I am a founder of Harris Bricken, an international law firm with lawyers in Los Angeles, Portland, San Francisco, Seattle, China and Spain.

I mostly represent companies doing business in emerging market countries. It has taken me many years to build my network and it takes constant communication and travel to maintain it. My work has been as varied as securing the release of two improperly held helicopters in Papua New Guinea, setting up a legal framework to move slag from Canada to Poland’s interior, overseeing hundreds of litigation and arbitration matters in Korea, helping someone avoid terrorism charges in Japan, and seizing fish product in China to collect on a debt.

I was named as one of only three Washington State Amazing Lawyers in International Law, I am AV rated by Martindale-Hubbell Law Directory (its highest rating), I am rated 10.0 by AVVO.com (its highest rating), and I am a SuperLawyer.

I am a frequent writer and public speaker on doing business in Asia and I constantly travel between the United States and Asia. I most commonly speak on China law issues and I am the lead writer of the award winning China Law Blog (www.chinalawblog.com). Forbes Magazine, Fortune Magazine, the Wall Street Journal, Investors Business Daily, Business Week, The National Law Journal, The Washington Post, The ABA Journal, The Economist, Newsweek, NPR, The New York Times and Inside Counsel have all interviewed me regarding various aspects of my international law practice.

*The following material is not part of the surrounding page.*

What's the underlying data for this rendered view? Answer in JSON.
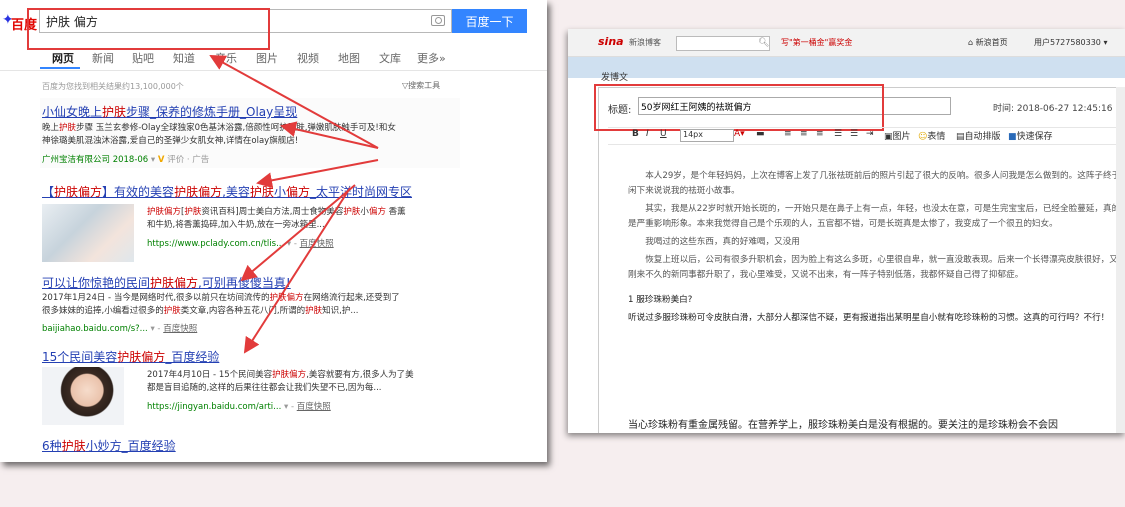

I am licensed in Washington, Illinois, and Alaska.

In tandem with the international law team at my firm, I focus on setting up/registering companies overseas (via WFOEs, Rep Offices or Joint Ventures), drafting international contracts (NDAs, OEM Agreements, licensing, distribution, etc.), protecting IP (trademarks, trade secrets, copyrights and patents), and overseeing M&A transactions.